In the morning I went climbing with a friend I made at a party in our flat. Climbing in Freshers week is free. It was fun. Making friends is much easier now that I can hear people clearly. I’m a little older than most first years, although not by much. That’s because after school I had two years spent doing college courses, learning new skills, and going to lip reading classes. Those two years gave me time to catch up with my own age group socially. My problems with Auditory Processing Disorder was much reduced by the time I left school, thanks to Johansen IAS therapy, but I hadn’t adjusted to being able to hear clearly. I still had a lot to learn, including social skills I hadn’t learned as a child. The two-year gap let me move to full-time higher education and leave home when I was ready.
Yesterday I took out money for food shopping. I saw my bank balance and remembered that I play flute to a fairly high level, ideal for busking. Busking might help me earn a little extra money. I should have a student loan by next week, and my parents would help me if things got tight, but part of me also just wanted an excuse to play. For years my flute had sat in its case. The instrument I used to love more than anything just brought back memories of school and playing it made me feel sad and pissed off instead of happy. I should be grateful for the fantastic musical tuition and teachers I had, but classical music, intense studying and mind-grinding French Baroque just wasn’t for me. Constant failure in aural music classes because of my then undiagnosed serious Auditory Processing Disorder hadn’t helped. All the chords with their roman numeral names sounded exactly the same to me. In tests I used to guess the opposite answers to what I thought was right, because then I was more likely to be correct.
So for the first time after a five hear hiatus, I had a purpose for playing and the desire to play my flute. I phoned up the council and a man said that as long as I move after every 30 minutes and stay out of Princes Street Gardens, that’s fine. I don’t have an amplifier, and I am not another bagpiper, so he seemed all for it, and wished me luck.
I decided that Busking couldn’t be more disastrous than my attempt at orchestral drumming. Last night I was up late thinking of what pieces I could play to entertain people. French baroque stuff is not happening. In fact, I never have to play music I don’t like again. I realised that I could play whatever I like.
I played 3 songs on The Royal Mile, just to see what it was like. Funnily enough, it was more nerve-wracking before I started playing. Once I got going, it was okay. I used to have a fear of people looking at me, but they were just like, “there’s another street musician”. There are loads of musicians and entertainers on The Royal Mile, and I wasn’t nearly the most unusual thing they had seen.

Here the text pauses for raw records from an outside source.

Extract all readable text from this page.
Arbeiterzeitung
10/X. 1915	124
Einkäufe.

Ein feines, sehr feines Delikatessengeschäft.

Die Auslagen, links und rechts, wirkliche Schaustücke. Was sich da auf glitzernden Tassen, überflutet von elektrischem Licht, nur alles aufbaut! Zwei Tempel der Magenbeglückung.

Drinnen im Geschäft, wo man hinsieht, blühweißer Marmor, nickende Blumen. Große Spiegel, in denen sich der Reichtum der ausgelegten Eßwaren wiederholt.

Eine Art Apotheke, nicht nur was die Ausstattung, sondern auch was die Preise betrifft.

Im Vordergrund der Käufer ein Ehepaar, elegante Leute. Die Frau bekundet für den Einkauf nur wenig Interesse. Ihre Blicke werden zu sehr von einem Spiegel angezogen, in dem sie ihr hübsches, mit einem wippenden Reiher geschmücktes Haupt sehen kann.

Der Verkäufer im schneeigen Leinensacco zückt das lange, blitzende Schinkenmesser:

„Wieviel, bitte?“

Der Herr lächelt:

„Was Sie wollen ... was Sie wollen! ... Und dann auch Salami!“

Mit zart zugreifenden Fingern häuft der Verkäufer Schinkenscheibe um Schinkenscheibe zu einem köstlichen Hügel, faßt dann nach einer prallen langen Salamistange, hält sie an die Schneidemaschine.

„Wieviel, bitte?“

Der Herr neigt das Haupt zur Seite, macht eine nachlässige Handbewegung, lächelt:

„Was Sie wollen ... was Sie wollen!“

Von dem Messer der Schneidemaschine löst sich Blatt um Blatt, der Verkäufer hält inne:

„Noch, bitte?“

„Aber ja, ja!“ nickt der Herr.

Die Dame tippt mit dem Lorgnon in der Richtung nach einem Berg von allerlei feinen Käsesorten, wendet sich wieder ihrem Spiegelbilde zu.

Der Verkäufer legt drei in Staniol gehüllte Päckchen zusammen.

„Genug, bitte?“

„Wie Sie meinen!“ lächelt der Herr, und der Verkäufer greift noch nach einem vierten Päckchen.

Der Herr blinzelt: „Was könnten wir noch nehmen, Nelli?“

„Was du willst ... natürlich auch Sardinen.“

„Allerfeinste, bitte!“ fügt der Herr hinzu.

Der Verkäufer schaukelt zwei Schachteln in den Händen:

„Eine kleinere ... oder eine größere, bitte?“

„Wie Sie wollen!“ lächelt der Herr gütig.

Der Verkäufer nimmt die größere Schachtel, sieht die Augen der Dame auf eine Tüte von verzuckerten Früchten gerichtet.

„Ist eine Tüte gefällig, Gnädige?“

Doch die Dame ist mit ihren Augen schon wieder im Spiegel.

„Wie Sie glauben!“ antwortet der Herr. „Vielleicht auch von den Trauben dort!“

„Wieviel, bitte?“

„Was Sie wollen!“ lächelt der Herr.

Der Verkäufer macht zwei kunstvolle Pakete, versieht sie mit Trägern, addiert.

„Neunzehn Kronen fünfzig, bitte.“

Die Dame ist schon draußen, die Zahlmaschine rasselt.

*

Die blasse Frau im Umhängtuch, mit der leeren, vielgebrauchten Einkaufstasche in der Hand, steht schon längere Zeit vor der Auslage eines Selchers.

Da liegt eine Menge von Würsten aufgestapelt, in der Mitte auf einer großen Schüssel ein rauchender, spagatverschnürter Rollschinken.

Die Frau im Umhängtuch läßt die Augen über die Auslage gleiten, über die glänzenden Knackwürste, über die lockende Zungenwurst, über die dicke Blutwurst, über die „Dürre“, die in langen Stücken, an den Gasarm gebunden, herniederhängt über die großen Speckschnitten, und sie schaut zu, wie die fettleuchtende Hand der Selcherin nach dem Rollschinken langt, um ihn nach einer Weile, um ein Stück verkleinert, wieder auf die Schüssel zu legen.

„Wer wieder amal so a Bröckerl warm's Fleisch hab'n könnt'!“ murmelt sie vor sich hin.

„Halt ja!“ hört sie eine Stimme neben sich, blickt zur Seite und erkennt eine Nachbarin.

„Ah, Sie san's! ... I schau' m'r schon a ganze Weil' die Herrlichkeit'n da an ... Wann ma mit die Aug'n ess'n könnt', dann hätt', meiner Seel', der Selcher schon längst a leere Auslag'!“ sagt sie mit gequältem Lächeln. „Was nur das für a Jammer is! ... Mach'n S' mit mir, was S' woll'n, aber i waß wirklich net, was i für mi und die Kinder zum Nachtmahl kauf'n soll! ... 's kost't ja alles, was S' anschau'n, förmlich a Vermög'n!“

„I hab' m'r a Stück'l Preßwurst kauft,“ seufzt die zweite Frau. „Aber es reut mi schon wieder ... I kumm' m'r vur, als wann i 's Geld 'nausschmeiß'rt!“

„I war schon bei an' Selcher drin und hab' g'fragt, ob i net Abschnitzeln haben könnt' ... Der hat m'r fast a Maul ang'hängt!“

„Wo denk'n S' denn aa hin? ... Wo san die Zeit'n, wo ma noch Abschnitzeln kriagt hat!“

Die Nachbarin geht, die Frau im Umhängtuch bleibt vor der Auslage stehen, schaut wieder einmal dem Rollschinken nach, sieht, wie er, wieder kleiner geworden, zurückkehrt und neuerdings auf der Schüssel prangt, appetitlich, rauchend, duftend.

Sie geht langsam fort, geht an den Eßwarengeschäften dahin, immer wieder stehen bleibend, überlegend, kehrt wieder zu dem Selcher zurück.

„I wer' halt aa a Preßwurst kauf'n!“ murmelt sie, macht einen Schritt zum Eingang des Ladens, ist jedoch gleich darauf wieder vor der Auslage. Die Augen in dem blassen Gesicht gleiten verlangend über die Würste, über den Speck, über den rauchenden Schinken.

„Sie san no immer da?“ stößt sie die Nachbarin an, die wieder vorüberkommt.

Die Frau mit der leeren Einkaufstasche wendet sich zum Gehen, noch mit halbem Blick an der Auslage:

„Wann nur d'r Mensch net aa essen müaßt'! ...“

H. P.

I packed up after a five-minute trial with an enthusiasm to try it again. Even if I don’t earn any money, Busking will be great to help with nerves when I play drums in front of people. Eventually we will have a gig, and I want to be as prepared as possible.
Before next time, I’ll need to practice a whole bunch of music, enough songs to play for half an hour or so without repeating myself. For the first time since my first years at secondary school, I played my flute and enjoyed it.